How do you know your authorization model is correct?
Proposition
An adversarial test suite running named scenarios against a real, isolated OpenFGA instance produces stronger evidence of authorization model correctness than a suite that mocks the authorization engine, because it tests decisions rather than calls.
This claim appears unnecessarily expensive at first inspection. OpenFGA already exposes a stable API. Applications call CheckAsync. Applications call ListObjectsAsync. Mocks can return any value those methods would return. Coverage reports are identical.
Why start Docker containers? Why provision stores? Why manage authorization models? Why pay the runtime cost of a real engine if the interface contract is already known? Because the interface contract is not the system. The authorization decision is the system. Once conditional relationships enter the model, the caller no longer determines the result. The caller merely supplies state. The engine evaluates it.
A call that omits required evaluation context still completes. The response shape is valid. In this implementation, the resulting authorization decision is incorrect, yet nothing in the interface contract signals that the evaluation itself was incomplete. Only comparing the engine's actual decision against the model's intended behavior can detect this class of defect.
The engineering question is therefore not:
Can my service call OpenFGA correctly?
The engineering question is:
Can I produce evidence that the authorization model itself behaves correctly?
This project treats that question as a falsifiable systems claim.
Given Constraints
Let:
- M = an authorization model expressed in the OpenFGA DSL
- d(u, r, o, ctx) = the authorization decision for user u, relation r, object o, and evaluation context ctx
- C = the set of conditional relationships defined in M
For any c ∈ C, the authorization decision depends upon runtime evaluation performed by the engine, not by the caller.
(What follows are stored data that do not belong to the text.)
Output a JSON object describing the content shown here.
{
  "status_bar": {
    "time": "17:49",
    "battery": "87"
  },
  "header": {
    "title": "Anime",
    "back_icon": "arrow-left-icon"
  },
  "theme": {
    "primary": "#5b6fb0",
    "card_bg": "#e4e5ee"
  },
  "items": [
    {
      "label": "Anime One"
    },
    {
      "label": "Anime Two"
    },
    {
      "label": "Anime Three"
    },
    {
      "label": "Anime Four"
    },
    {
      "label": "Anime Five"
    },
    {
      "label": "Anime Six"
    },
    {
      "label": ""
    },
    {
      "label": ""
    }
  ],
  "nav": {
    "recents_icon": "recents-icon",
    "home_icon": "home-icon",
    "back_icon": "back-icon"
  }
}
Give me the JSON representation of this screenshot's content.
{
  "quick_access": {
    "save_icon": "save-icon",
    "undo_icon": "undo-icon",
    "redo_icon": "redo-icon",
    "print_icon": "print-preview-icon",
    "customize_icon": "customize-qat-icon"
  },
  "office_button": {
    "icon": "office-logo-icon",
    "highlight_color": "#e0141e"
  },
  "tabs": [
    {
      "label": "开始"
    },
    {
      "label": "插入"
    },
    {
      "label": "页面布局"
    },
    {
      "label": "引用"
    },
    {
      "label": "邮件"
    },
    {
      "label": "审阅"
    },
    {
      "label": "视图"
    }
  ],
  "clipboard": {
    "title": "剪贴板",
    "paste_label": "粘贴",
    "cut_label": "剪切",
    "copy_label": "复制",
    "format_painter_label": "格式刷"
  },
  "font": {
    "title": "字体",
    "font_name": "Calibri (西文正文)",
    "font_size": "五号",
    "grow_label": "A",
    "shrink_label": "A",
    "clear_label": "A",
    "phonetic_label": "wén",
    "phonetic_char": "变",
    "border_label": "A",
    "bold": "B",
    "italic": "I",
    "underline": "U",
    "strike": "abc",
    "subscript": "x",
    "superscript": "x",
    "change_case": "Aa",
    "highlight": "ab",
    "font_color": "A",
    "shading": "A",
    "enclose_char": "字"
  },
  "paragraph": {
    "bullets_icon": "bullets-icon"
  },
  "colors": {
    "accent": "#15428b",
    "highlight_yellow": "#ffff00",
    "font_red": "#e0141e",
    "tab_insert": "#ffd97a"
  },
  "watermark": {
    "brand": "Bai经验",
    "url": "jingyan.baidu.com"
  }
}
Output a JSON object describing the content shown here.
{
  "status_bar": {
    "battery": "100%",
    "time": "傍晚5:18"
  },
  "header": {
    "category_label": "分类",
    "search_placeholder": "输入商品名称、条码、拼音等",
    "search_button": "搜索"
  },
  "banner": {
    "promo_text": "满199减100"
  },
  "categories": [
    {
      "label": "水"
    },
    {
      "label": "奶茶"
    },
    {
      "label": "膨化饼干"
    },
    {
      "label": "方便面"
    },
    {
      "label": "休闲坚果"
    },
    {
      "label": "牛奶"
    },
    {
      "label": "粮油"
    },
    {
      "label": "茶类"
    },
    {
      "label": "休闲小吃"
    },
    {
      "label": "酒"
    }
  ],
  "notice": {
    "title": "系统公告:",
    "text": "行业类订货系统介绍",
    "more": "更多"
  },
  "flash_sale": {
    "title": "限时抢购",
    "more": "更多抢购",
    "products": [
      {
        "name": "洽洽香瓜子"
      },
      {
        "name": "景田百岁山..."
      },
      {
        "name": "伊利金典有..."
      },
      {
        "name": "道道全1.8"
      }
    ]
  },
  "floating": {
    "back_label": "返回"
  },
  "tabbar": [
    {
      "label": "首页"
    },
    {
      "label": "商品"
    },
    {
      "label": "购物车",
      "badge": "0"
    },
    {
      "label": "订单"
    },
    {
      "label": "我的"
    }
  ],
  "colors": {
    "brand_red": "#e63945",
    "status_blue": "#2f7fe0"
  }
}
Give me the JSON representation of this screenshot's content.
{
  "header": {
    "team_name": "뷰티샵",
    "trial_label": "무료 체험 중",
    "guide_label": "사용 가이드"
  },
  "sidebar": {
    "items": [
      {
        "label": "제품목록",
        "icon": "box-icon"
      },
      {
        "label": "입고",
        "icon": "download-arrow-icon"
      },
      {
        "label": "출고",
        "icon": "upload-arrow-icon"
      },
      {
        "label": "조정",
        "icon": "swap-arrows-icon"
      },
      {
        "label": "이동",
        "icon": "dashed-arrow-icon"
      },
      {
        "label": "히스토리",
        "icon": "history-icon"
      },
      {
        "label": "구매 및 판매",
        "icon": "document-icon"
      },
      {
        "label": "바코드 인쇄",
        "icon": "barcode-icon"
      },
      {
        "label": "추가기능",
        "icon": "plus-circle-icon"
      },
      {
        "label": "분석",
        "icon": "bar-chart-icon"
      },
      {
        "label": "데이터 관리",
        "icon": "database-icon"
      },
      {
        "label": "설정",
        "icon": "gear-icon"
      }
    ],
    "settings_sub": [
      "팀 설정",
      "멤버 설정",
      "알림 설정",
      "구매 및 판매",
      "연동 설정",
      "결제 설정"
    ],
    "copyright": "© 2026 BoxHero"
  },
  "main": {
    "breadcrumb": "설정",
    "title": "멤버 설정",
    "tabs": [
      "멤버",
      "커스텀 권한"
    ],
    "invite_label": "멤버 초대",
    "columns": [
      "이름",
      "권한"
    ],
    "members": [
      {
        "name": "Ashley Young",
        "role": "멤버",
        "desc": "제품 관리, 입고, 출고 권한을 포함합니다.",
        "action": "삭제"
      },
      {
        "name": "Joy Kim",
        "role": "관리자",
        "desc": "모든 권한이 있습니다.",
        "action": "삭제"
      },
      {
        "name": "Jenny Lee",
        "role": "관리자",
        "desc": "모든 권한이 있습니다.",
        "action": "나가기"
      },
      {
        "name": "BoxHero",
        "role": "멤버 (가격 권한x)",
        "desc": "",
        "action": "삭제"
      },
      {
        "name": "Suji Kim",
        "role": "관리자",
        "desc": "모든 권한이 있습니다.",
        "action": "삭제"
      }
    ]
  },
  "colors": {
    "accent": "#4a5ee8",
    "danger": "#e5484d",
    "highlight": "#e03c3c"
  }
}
Consider two testing strategies. T_mock replaces CheckAsync and ListObjectsAsync with test doubles configured by the test author. T_real executes those same calls against a live OpenFGA instance loaded with M.
For unconditional tuples, T_mock(d) = T_real(d), provided the mock was configured correctly. For conditional tuples, T_mock(d) is whatever the test author programmed. T_real(d) is whatever the engine computes after evaluating the condition against the supplied context.
The trading card authorization model contains a conditional relationship, not_expired, whose evaluation depends on ctx.current_time. A mocked authorization engine does not evaluate this condition. It returns whatever the test author expected the condition would evaluate to.
Therefore: a test suite achieving complete application-layer coverage does not establish that the authorization model behaves correctly. It establishes only that the application calls the authorization layer correctly.
H₀: Coverage over the application integration layer constitutes sufficient evidence of authorization model correctness, because the authorization engine is a black box whose behavior is fully specified by its interface contract, and a mocked authorization engine is evidentially equivalent to the production engine.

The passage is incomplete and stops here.